Empati yapın ve düşünün bu insanların ruh halini lütfen.
Bu vatanın bir bireyi, mensubusunuz.
Sevdalısınız hatta bu vatana!
O kadar ki bu sevda…
Diğer Ermeniler gibi istediğiniz anda ve üstelik batıda bir ülkede istediğiniz gibi yaşayabilme imkanınız var.
Ama gitmiyorsunuz ve doğduğunuz bu topraklarda ısrarla ailenizle yaşamaya çalışıyorsunuz.
Ne acı ki hiç alakanız olmayan bir savaş nedeniyle hedefe oturtuluyor ve ırkçılığı maharet zanneden güruh tarafından olmadık hakaretlere, aşağılamalara, tehditlere maruz kalıyorsunuz…
Mutlaka İçişleri Bakanlığı da farkındadır tehlikenin ama bir de ben Sayın Bakan Süleyman Soylu’ya ve tüm Emniyet Teşkilatı’na çağrıda bulunmak istiyorum.
Ermenistan’ın haksız işgaliyle başlayan savaş nedeniyle klavyelerinden Türkiye’deki Ermenilerle ilgili sosyal medya hesaplarından nefret paylaşımları yapan fanatiklerle ilgili kesinlikle bir şeyler yapılmalı.
Hem de acilen…
Sözüm ona milliyetçi bu sahte klavye kabadayılarının ne yazarsa yazsın boşa yazdıkları gibi anlayışla bakılmamalı meseleye…

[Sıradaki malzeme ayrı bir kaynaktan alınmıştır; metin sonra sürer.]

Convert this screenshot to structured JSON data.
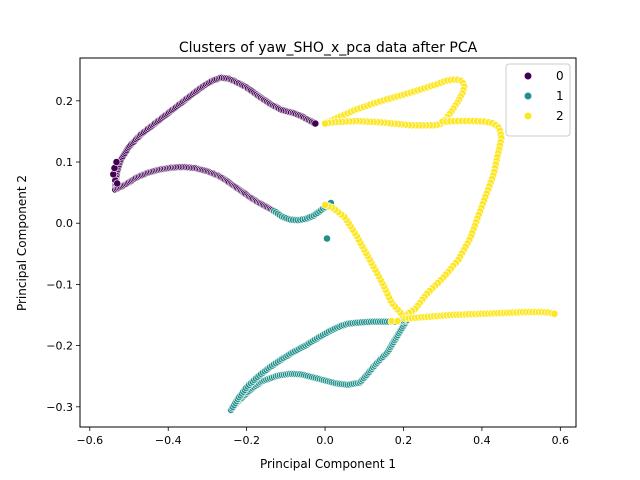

Evet… Bu sahte milliyetçiler, kabadayılar ancak klavyeleri üzerinden ahkam keserler doğru.
Karşısında polisi, savcıyı, hakimi görünce korkudan donlarını ıslatıp; “Ben öyle demek istememiştim… Kem küm” ederler ok!
Ama unutmayalım…
Üç beş daha fazla takipçi kazanmak için klavyelerinden ırkçılık yapıp, nefretlerini kusan bu alçak fanatikleri takip eden binlerce cahil, bilinçsiz, bilgisiz genç insan var…

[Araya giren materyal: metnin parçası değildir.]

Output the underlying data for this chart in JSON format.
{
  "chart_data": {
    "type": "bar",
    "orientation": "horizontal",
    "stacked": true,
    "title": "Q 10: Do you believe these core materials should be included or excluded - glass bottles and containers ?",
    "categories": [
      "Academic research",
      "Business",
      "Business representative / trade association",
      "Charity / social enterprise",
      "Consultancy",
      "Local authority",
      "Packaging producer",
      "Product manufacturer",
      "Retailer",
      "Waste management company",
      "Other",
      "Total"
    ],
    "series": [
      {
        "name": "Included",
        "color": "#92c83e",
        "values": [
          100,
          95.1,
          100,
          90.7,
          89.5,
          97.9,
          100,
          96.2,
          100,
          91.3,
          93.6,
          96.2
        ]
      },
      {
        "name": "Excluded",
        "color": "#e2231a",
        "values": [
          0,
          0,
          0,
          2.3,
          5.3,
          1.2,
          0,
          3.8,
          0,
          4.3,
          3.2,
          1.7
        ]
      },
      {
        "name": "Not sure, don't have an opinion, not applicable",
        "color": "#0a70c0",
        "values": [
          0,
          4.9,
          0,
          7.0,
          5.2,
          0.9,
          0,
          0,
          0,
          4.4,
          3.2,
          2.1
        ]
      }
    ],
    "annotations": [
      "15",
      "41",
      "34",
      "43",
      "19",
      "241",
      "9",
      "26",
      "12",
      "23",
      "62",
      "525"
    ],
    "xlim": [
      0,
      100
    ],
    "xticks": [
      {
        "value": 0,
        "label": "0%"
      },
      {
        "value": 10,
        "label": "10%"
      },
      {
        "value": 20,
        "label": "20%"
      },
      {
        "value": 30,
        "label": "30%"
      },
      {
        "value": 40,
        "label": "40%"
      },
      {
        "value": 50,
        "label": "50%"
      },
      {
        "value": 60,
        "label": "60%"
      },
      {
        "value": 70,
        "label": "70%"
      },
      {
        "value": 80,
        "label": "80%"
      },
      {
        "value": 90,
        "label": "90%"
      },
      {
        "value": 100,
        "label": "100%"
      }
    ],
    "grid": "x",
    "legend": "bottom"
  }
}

O alçakların yazdıklarından etkilenip Ermeni komşusuna, iş arkadaşına gözü kapalı tetiği çekebilecek Ogün Samastlar var.
O Samastlar’ın cahilliklerini eyleme dönüştürmesine izin vermemek lazım!
Bu yüzden tekrar söylüyorum…
Ermenistan-Azerbaycan savaşı üzerinden sosyal medyada Ermeni milleti ile ilgili adice, alçakça paylaşımlar yapanlarla ilgili ciddi bir yaptırım alınmalı.